The above four circumstances are not exclusive and bad faith may be found by the Panel alternatively.
The Panel finds that, as already established by prior UDRP panels, the BARBIE trademark has been famous for many years and all around the world and is to be regarded as a well-known trademark (see, e.g., Mattel Inc., Mattel España S.A., v. Glaciar State S.L., WIPO Case No. DES2009-0040; Mattel Inc. v. Andrew Cuthbert, NAF Claim No. 1214706). Thus, it appears clearly to the Panel that the Respondent knew or should have known the existence of the BARBIE trademark at the time of registration of the disputed domain name.
The Panel concurs with prior UDRP decisions holding that registration of a well-known trademark as a domain name is a clear indication of bad faith in itself (see The Gap Inc. v. Deng Youqian, WIPO Case No. D2009-0113).
Therefore, the Panel considers that the Respondent did not register the disputed domain name in good faith.
In addition to this, the Complainant proved that the website to which the disputed domain name resolves offers official BARBIE branded games without authorization from the Complainant to display such games, unauthorized BARBIE branded games and games unrelated to the BARBIE trademark. It also appears that the Respondent’s website contains advertisements and contains a link to a website unrelated to the Complainant where users are encouraged to purchase online games. Such website may have arranged to pay a commission to the Respondent for each visitor so referred. The referring website may thereby generate a revenue stream for the Respondent.
It is commonly held by UDRP panels that such pay-per-click business shall not necessarily be considered as illegitimate. However, this practice appears to be illegitimate when another's trademark is featured in the domain name without authorization as a mean of attracting visitors (see Pearson Education, Inc v. CTP Internacional; Private Registration at Directi Internet Solutions Pvt. Ltd. and <scottforesmanandcompany.com>, WIPO Case No. D2009-0266).
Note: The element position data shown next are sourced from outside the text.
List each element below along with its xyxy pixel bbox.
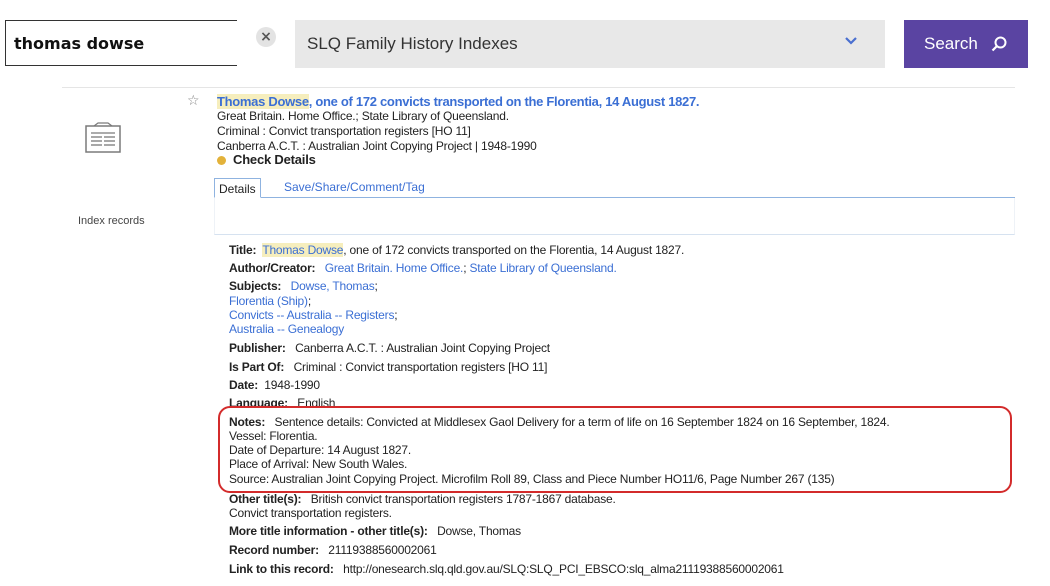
result-title-link[interactable]: Thomas Dowse, one of 172 convicts transp…	[217, 94, 700, 109]
result-authors: Great Britain. Home Office.; State Libra…	[217, 109, 509, 123]
detail-other-titles-2: Convict transportation registers.	[229, 506, 392, 520]
detail-subject-2: Florentia (Ship);	[229, 294, 311, 308]
star-icon[interactable]: ☆	[187, 93, 200, 109]
chevron-down-icon	[845, 37, 857, 45]
result-publisher: Canberra A.C.T. : Australian Joint Copyi…	[217, 139, 537, 153]
detail-subjects: Subjects: Dowse, Thomas;	[229, 279, 378, 293]
result-is-part-of: Criminal : Convict transportation regist…	[217, 124, 471, 138]
detail-subject-3: Convicts -- Australia -- Registers;	[229, 308, 398, 322]
subject-link-florentia[interactable]: Florentia (Ship)	[229, 294, 308, 308]
detail-publisher: Publisher: Canberra A.C.T. : Australian …	[229, 341, 550, 355]
search-scope-dropdown[interactable]: SLQ Family History Indexes	[295, 20, 885, 68]
tab-save-share[interactable]: Save/Share/Comment/Tag	[284, 180, 425, 194]
detail-date: Date: 1948-1990	[229, 378, 320, 392]
detail-title-highlight[interactable]: Thomas Dowse	[262, 243, 343, 257]
detail-record-number: Record number: 21119388560002061	[229, 543, 437, 557]
search-scope-value: SLQ Family History Indexes	[307, 34, 518, 53]
subject-link-genealogy[interactable]: Australia -- Genealogy	[229, 322, 344, 336]
search-button-label: Search	[924, 34, 978, 53]
check-details-link[interactable]: Check Details	[233, 152, 316, 167]
author-link-slq[interactable]: State Library of Queensland.	[469, 261, 616, 275]
detail-is-part-of: Is Part Of: Criminal : Convict transport…	[229, 360, 548, 374]
result-title-highlight: Thomas Dowse	[217, 94, 309, 109]
subject-link-convicts[interactable]: Convicts -- Australia -- Registers	[229, 308, 394, 322]
search-icon	[991, 36, 1007, 52]
detail-notes-arrival: Place of Arrival: New South Wales.	[229, 457, 408, 471]
detail-record-link: Link to this record: http://onesearch.sl…	[229, 562, 784, 576]
tab-details[interactable]: Details	[214, 178, 261, 198]
detail-other-titles: Other title(s): British convict transpor…	[229, 492, 616, 506]
detail-notes-vessel: Vessel: Florentia.	[229, 429, 318, 443]
clear-search-icon[interactable]: ×	[256, 27, 276, 47]
detail-subject-4: Australia -- Genealogy	[229, 322, 344, 336]
search-button[interactable]: Search	[904, 20, 1028, 68]
detail-notes: Notes: Sentence details: Convicted at Mi…	[229, 415, 890, 429]
result-title-rest: , one of 172 convicts transported on the…	[308, 94, 700, 109]
search-input[interactable]	[5, 20, 237, 66]
results-divider	[62, 87, 1015, 88]
document-icon	[85, 122, 121, 153]
tab-panel-toolbar	[214, 198, 1015, 235]
detail-language: Language: English	[229, 396, 336, 406]
author-link-home-office[interactable]: Great Britain. Home Office.	[325, 261, 464, 275]
detail-notes-source: Source: Australian Joint Copying Project…	[229, 472, 835, 486]
detail-notes-departure: Date of Departure: 14 August 1827.	[229, 443, 411, 457]
subject-link-dowse[interactable]: Dowse, Thomas	[291, 279, 375, 293]
record-permalink[interactable]: http://onesearch.slq.qld.gov.au/SLQ:SLQ_…	[343, 562, 784, 576]
detail-more-title-info: More title information - other title(s):…	[229, 524, 521, 538]
detail-author: Author/Creator: Great Britain. Home Offi…	[229, 261, 617, 275]
availability-status-icon	[217, 156, 226, 165]
detail-title: Title: Thomas Dowse, one of 172 convicts…	[229, 243, 685, 257]
record-type-label: Index records	[78, 215, 145, 227]
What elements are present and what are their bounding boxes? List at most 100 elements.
In this case, the Panel found that, as already held by another UDRP panel in a similar case involving the BARBIE mark, Internet users searching for the Complainant online may find the Respondent’s website instead and become confused as to the Complainant’s affiliation with the website and feature content (Mattel Inc. v. Bucsek Bernadett, NAF Claim No. 1390980).
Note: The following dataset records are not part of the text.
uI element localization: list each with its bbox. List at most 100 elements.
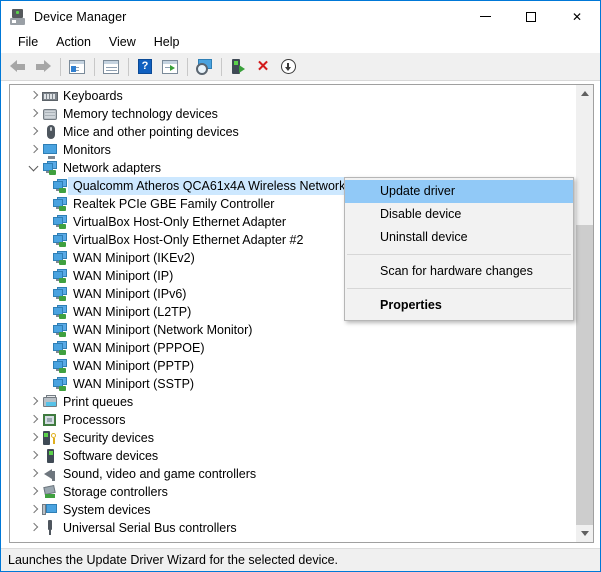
- security-device-icon: [42, 430, 58, 446]
- tree-row[interactable]: Storage controllers: [10, 483, 580, 501]
- chevron-right-icon[interactable]: [26, 484, 42, 500]
- printer-icon: [42, 394, 58, 410]
- chevron-down-icon[interactable]: [26, 160, 42, 176]
- tree-row[interactable]: WAN Miniport (SSTP): [10, 375, 580, 393]
- memory-icon: [42, 106, 58, 122]
- context-item-disable-device[interactable]: Disable device: [345, 203, 573, 226]
- chevron-right-icon[interactable]: [26, 430, 42, 446]
- context-menu[interactable]: Update driver Disable device Uninstall dev…: [344, 177, 574, 321]
- forward-arrow-icon: [35, 60, 51, 73]
- tree-row[interactable]: Processors: [10, 411, 580, 429]
- cpu-icon: [42, 412, 58, 428]
- tree-row-label: Realtek PCIe GBE Family Controller: [73, 197, 275, 211]
- tree-row[interactable]: Monitors: [10, 141, 580, 159]
- tree-row[interactable]: System devices: [10, 501, 580, 519]
- context-item-uninstall-device[interactable]: Uninstall device: [345, 226, 573, 249]
- network-adapter-icon: [52, 232, 68, 248]
- chevron-right-icon[interactable]: [26, 448, 42, 464]
- back-arrow-icon: [10, 60, 26, 73]
- network-adapter-icon: [52, 214, 68, 230]
- tree-row-label: WAN Miniport (IPv6): [73, 287, 187, 301]
- tree-row[interactable]: Universal Serial Bus controllers: [10, 519, 580, 537]
- forward-button[interactable]: [31, 56, 55, 78]
- back-button[interactable]: [6, 56, 30, 78]
- tree-row[interactable]: Memory technology devices: [10, 105, 580, 123]
- context-item-scan-for-hardware-changes[interactable]: Scan for hardware changes: [345, 260, 573, 283]
- minimize-icon: [479, 16, 491, 17]
- show-hide-console-tree-button[interactable]: [65, 56, 89, 78]
- tree-row[interactable]: WAN Miniport (PPTP): [10, 357, 580, 375]
- tree-row-label: Processors: [63, 413, 126, 427]
- chevron-right-icon[interactable]: [26, 106, 42, 122]
- scan-for-hardware-changes-button[interactable]: [192, 56, 216, 78]
- tree-row[interactable]: Sound, video and game controllers: [10, 465, 580, 483]
- network-adapter-icon: [52, 250, 68, 266]
- action-button[interactable]: [158, 56, 182, 78]
- down-arrow-circle-icon: [280, 59, 296, 74]
- system-device-icon: [42, 502, 58, 518]
- network-adapter-icon: [52, 340, 68, 356]
- help-icon: ?: [138, 59, 152, 74]
- window-controls: ✕: [462, 1, 600, 32]
- window-title: Device Manager: [34, 9, 127, 24]
- chevron-right-icon[interactable]: [26, 466, 42, 482]
- vertical-scrollbar[interactable]: [576, 85, 593, 542]
- network-adapter-icon: [42, 160, 58, 176]
- network-adapter-icon: [52, 358, 68, 374]
- help-button[interactable]: ?: [133, 56, 157, 78]
- tree-row[interactable]: WAN Miniport (Network Monitor): [10, 321, 580, 339]
- tree-row-label: VirtualBox Host-Only Ethernet Adapter #2: [73, 233, 304, 247]
- tree-row-label: Monitors: [63, 143, 111, 157]
- minimize-button[interactable]: [462, 1, 508, 32]
- software-device-icon: [42, 448, 58, 464]
- chevron-right-icon[interactable]: [26, 520, 42, 536]
- tree-row[interactable]: Keyboards: [10, 87, 580, 105]
- monitor-icon: [42, 142, 58, 159]
- tree-row[interactable]: Security devices: [10, 429, 580, 447]
- status-bar: Launches the Update Driver Wizard for th…: [1, 548, 600, 571]
- scroll-down-button[interactable]: [576, 525, 593, 542]
- tree-row[interactable]: Mice and other pointing devices: [10, 123, 580, 141]
- tree-row-label: Network adapters: [63, 161, 161, 175]
- tree-row-label: WAN Miniport (Network Monitor): [73, 323, 253, 337]
- chevron-right-icon[interactable]: [26, 142, 42, 158]
- context-menu-separator: [347, 288, 571, 289]
- tree-row[interactable]: Print queues: [10, 393, 580, 411]
- maximize-button[interactable]: [508, 1, 554, 32]
- usb-icon: [42, 520, 58, 536]
- close-button[interactable]: ✕: [554, 1, 600, 32]
- context-item-update-driver[interactable]: Update driver: [345, 180, 573, 203]
- keyboard-icon: [42, 88, 58, 104]
- properties-button[interactable]: [99, 56, 123, 78]
- tree-row-label: WAN Miniport (SSTP): [73, 377, 195, 391]
- chevron-right-icon[interactable]: [26, 412, 42, 428]
- scrollbar-thumb[interactable]: [576, 225, 593, 525]
- chevron-right-icon[interactable]: [26, 394, 42, 410]
- context-item-properties[interactable]: Properties: [345, 294, 573, 317]
- tree-row-label: WAN Miniport (PPPOE): [73, 341, 205, 355]
- menu-action[interactable]: Action: [47, 33, 100, 52]
- chevron-right-icon[interactable]: [26, 502, 42, 518]
- network-adapter-icon: [52, 322, 68, 338]
- chevron-right-icon[interactable]: [26, 124, 42, 140]
- tree-row[interactable]: Network adapters: [10, 159, 580, 177]
- menu-help[interactable]: Help: [145, 33, 189, 52]
- menu-file[interactable]: File: [9, 33, 47, 52]
- chevron-right-icon[interactable]: [26, 88, 42, 104]
- tree-row-label: Memory technology devices: [63, 107, 218, 121]
- toolbar-separator: [128, 57, 129, 76]
- tree-row-label: Print queues: [63, 395, 134, 409]
- menu-view[interactable]: View: [100, 33, 145, 52]
- tree-row[interactable]: WAN Miniport (PPPOE): [10, 339, 580, 357]
- scan-monitor-icon: [195, 59, 213, 75]
- tree-row-label: System devices: [63, 503, 151, 517]
- tree-row-label: Security devices: [63, 431, 155, 445]
- scroll-up-button[interactable]: [576, 85, 593, 102]
- properties-icon: [103, 59, 119, 74]
- device-manager-window: Device Manager ✕ File Action View Help ?…: [0, 0, 601, 572]
- uninstall-device-button[interactable]: ✕: [251, 56, 275, 78]
- update-driver-button[interactable]: [226, 56, 250, 78]
- tree-row-label: WAN Miniport (PPTP): [73, 359, 195, 373]
- disable-device-button[interactable]: [276, 56, 300, 78]
- tree-row[interactable]: Software devices: [10, 447, 580, 465]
As a consequence, the Panel finds that there is no reason for the Respondent to use the BARBIE mark except to attract, for commercial gain, Internet users to the Respondent’s website or other on-line location, by creating a likelihood of confusion with the Complainant’s mark as to the source, or affiliation of the Respondent’s website, which characterizes a use in bad faith.
Furthermore, the Complainant points out that the Respondent has engaged in similar practices in the past as it appears that prior UDRP panels have already ordered restitution of domain names in cases where the Respondent was involved as respondent (see Société des Produits Nestlé S.A. v. Above.com Domain Privacy, Shu Lin, Shu Lin Enterprises Limited, WIPO Case No. D2010-1882; see also Valero Energy Corporation, Valero Marketing and Supply Company v. Transure Enterprise Ltd / Above.com Domain Privacy, WIPO Case No. D2011-0920).
Therefore, based upon the statements and documents submitted by the Complainant and in accordance with the Policy, the Panel considers that the disputed domain name was registered and used in bad faith pursuant to the Policy paragraph 4(a)(iii).
For the foregoing reasons, in accordance with paragraphs 4(i) of the Policy and 15 of the Rules, the Panel orders that the disputed domain name <barbiedressupgames.net> be transferred to the Complainant.